In 2024, the Biden Administration strengthened MATS beyond the original 2012 standards, instituting continuous emissions monitoring and stricter pollution limits for particulate matter and mercury. While the 2024 ruling has been repealed, coal plants will still be held to 2012 standards, which placed emission limits for mercury, acid gases, and other toxic pollution from power plants. Nearly all coal plants in the United States have already met the 2012 requirements, according to the New York Times.  

“Technology evolved that could lead to more stringent regulations of these emissions, and the Biden Administration found that there were very significant health benefits through these reductions,” says Richard Revesz, professor of law at New York University, who specializes in environmental and regulatory law and policy.

Friday’s announcement is part of a larger effort by the Trump Administration to revitalize the coal industry—even though coal is among one of the most costly power sources and has been linked to a number of adverse health effects. The ​​Energy Department previously ordered several coal-burning plants that had been slated for retirement to stay open. Earlier this month, Trump announced that he had ordered the Pentagon to purchase more coal-based electricity, and that the Department of Energy would allocate $175 million in funding for six projects to upgrade coal plants in four states. 

The EPA has said that today’s rule change is expected to save an estimated $670 million. “The Biden-Harris Administration’s anti-coal regulations sought to regulate out of existence this vital sector of our energy economy. If implemented, these actions would have destroyed reliable American energy,” EPA Administrator Lee Zeldin said in a statement. “The Trump EPA knows that we can grow the economy, enhance baseload power, and protect human health and the environment all at the same time. It is not a binary choice and never should have been.”

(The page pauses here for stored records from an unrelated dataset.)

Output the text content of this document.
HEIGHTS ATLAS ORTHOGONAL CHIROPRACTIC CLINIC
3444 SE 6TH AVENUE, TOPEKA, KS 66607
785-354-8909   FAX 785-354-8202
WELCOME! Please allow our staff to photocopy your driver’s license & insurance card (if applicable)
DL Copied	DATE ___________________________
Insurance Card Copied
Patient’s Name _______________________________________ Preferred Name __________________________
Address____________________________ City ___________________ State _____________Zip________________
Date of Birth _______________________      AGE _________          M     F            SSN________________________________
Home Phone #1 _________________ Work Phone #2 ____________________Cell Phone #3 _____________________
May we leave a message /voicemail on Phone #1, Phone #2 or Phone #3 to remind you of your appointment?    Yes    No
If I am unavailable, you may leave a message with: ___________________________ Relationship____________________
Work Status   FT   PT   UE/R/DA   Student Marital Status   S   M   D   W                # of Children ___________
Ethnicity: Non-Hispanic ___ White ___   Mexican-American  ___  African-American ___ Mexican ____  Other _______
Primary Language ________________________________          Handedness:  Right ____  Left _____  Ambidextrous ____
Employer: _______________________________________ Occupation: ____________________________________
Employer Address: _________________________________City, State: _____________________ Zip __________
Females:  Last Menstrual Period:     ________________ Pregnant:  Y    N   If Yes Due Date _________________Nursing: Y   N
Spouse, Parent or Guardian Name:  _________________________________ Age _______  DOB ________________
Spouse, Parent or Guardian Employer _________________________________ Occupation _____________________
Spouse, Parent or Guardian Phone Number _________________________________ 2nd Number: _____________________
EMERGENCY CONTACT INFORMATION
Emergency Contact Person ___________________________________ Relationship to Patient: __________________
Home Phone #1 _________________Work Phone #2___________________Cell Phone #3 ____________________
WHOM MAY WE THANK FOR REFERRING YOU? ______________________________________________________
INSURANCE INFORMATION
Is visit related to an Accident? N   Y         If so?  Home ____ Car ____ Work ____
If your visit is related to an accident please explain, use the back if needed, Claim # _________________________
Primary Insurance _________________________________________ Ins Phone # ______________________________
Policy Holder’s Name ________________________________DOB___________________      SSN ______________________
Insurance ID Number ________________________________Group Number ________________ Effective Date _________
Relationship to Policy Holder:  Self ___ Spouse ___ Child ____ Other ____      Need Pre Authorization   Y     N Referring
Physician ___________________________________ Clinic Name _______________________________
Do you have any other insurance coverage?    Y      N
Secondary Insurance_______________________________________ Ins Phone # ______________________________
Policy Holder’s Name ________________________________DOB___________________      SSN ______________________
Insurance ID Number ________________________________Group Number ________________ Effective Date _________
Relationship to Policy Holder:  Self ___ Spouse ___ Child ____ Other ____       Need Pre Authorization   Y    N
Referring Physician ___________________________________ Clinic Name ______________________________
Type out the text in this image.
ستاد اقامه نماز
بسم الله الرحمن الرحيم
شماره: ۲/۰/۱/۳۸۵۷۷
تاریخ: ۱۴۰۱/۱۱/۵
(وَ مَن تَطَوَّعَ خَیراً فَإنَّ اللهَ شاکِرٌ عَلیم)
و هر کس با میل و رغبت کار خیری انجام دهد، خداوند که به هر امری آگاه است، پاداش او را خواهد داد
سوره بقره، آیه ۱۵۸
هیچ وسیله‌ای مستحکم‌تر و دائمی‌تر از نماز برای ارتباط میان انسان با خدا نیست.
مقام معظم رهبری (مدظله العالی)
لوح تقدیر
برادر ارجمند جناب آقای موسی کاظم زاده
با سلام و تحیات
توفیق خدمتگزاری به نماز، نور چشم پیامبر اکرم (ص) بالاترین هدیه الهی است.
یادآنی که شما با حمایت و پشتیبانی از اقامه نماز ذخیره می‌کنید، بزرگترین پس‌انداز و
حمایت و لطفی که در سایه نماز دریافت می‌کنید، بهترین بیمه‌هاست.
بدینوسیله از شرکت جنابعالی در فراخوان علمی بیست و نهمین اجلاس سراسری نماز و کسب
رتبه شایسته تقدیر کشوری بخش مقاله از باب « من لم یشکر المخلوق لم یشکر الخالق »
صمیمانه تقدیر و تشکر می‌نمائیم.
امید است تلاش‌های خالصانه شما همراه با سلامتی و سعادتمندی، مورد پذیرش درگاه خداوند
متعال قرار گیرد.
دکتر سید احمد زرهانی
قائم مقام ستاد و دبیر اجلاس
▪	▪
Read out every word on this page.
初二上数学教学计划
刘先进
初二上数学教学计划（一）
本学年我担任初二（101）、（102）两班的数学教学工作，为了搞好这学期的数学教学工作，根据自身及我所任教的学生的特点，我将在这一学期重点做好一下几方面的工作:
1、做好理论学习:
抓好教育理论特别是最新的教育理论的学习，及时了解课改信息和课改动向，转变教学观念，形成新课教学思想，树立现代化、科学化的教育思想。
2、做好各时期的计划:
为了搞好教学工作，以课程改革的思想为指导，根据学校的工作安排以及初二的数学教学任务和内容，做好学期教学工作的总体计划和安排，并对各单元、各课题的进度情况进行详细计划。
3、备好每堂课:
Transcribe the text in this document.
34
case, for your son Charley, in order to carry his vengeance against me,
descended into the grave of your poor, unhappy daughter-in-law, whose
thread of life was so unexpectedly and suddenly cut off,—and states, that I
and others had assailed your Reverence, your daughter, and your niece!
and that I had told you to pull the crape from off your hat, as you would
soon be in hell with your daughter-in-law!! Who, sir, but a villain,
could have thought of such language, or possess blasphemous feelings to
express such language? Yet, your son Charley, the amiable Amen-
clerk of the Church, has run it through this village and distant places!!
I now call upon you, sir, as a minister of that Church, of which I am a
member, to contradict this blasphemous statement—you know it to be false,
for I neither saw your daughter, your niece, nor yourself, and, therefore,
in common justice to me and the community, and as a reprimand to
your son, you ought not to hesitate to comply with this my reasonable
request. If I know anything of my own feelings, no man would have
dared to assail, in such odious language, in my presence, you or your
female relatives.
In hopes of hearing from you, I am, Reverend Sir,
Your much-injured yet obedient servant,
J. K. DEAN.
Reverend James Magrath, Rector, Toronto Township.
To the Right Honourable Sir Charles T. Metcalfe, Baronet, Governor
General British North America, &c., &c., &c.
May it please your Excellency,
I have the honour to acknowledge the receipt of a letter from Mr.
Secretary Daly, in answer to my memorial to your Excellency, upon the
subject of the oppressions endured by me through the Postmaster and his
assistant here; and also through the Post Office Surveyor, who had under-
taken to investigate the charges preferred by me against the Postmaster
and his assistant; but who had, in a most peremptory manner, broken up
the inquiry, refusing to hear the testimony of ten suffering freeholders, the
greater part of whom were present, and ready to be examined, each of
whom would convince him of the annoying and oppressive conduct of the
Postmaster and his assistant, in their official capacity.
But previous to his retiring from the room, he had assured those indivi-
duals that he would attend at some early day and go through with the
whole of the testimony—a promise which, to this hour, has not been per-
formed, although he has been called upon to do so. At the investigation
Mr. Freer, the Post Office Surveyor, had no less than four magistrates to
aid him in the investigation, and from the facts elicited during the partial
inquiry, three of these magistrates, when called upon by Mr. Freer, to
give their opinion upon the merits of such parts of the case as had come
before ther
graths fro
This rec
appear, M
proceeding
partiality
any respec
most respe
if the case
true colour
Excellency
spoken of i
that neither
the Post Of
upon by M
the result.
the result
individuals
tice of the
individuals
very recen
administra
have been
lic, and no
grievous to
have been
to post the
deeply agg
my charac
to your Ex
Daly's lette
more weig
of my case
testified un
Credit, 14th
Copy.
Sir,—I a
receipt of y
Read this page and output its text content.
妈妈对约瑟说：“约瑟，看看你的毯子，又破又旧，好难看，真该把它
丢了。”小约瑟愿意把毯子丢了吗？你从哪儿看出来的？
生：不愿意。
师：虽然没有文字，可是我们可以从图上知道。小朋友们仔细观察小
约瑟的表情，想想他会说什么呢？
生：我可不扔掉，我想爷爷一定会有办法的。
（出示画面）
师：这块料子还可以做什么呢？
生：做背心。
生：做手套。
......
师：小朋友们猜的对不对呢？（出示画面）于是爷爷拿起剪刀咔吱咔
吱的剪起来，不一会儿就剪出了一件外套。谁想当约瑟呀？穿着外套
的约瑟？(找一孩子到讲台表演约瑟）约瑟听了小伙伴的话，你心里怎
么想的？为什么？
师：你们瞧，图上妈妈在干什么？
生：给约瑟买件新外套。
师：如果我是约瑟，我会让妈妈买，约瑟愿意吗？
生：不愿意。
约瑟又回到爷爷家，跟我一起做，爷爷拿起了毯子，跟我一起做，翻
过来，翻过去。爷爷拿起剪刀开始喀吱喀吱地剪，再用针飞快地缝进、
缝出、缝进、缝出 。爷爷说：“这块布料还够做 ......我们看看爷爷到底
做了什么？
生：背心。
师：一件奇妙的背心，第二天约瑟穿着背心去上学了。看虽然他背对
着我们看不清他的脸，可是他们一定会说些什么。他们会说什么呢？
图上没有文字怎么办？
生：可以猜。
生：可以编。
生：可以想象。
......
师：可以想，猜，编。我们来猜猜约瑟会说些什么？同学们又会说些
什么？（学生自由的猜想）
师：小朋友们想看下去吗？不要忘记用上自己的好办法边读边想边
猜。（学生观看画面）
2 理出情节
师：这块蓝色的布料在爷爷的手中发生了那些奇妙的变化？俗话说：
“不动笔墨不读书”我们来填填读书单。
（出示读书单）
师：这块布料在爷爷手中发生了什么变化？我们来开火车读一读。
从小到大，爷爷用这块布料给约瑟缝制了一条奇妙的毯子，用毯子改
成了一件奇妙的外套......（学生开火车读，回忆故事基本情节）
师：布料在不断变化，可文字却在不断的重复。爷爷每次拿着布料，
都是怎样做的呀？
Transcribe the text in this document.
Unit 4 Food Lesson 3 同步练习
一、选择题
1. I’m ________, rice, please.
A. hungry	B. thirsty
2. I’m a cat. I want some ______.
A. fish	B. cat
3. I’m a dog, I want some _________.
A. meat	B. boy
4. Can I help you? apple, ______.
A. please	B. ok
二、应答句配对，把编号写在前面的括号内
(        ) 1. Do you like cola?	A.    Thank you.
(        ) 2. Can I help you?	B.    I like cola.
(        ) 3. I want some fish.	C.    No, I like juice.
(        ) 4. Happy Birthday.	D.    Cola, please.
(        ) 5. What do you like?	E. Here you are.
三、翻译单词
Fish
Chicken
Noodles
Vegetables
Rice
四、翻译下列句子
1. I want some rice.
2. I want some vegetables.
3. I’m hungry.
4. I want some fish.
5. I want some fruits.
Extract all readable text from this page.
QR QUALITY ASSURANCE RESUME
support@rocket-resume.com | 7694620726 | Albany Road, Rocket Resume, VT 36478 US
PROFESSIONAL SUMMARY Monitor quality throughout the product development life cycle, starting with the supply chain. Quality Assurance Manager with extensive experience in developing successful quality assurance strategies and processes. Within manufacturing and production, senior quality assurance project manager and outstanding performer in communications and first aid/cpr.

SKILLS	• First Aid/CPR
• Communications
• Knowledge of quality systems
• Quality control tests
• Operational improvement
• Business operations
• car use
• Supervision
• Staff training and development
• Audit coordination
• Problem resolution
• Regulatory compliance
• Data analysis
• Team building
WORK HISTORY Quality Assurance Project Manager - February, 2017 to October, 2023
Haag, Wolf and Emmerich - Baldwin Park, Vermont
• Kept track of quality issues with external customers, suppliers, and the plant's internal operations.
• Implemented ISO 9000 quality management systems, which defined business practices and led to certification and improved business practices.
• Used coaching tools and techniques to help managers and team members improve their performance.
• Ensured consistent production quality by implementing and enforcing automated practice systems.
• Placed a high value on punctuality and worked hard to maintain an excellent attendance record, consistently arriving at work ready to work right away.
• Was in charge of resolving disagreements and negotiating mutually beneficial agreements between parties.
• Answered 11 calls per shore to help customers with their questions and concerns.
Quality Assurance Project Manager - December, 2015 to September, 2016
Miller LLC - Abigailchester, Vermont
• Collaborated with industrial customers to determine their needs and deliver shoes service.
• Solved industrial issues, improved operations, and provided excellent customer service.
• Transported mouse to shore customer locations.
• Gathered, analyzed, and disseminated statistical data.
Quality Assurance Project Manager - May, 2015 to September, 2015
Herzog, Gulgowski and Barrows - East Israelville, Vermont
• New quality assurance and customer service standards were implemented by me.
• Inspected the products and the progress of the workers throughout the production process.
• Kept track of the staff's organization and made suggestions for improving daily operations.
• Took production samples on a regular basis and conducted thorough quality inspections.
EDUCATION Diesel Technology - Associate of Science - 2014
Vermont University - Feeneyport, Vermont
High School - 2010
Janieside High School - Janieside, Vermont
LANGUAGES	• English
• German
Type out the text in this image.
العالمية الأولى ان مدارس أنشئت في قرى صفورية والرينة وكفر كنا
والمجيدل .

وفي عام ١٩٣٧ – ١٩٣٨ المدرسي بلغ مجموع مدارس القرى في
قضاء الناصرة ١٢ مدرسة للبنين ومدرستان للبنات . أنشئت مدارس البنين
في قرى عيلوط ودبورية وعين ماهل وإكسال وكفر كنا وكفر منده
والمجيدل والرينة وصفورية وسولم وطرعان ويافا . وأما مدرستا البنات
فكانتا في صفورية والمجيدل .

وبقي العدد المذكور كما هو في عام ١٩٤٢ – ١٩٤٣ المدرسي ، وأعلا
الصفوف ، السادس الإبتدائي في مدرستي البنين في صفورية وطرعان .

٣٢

But experts say that figure doesn’t consider the cost to public health. “There were very large health benefits to those standards, and the Trump Administration has erased all those health benefits,” says Revesz. “They pretend that the only real consequence of repealing the standard is saving costs to regulate industry, but they’re completely ignoring the foregone benefits that will now be imposed on American people. The American people will now be significantly less healthy because of this action.”

The ruling also relaxes limits on a number of other pollutants released by burning coal, such as arsenic, cadmium, chromium, lead, and nickel. 

“Trump’s EPA is making an attack on public health with the repeal of the 2024 MATS,” Nicholas Morales, Earthjustice attorney, said in a statement. “This unlawful repeal will result in higher levels of mercury, soot, and other hazardous pollution into our air and communities. With this move, the Trump administration is wiping out health protections critical for protecting children from toxins like mercury just to save the coal industry some money.” 

Hubbell says that, like most of Trump’s recent environmental rollbacks, the move is likely to face legal challenges. “This is just one amongst many likely deregulatory efforts,” he says. “I think folks want to make it clear that we’re not going to just let them go incrementally.”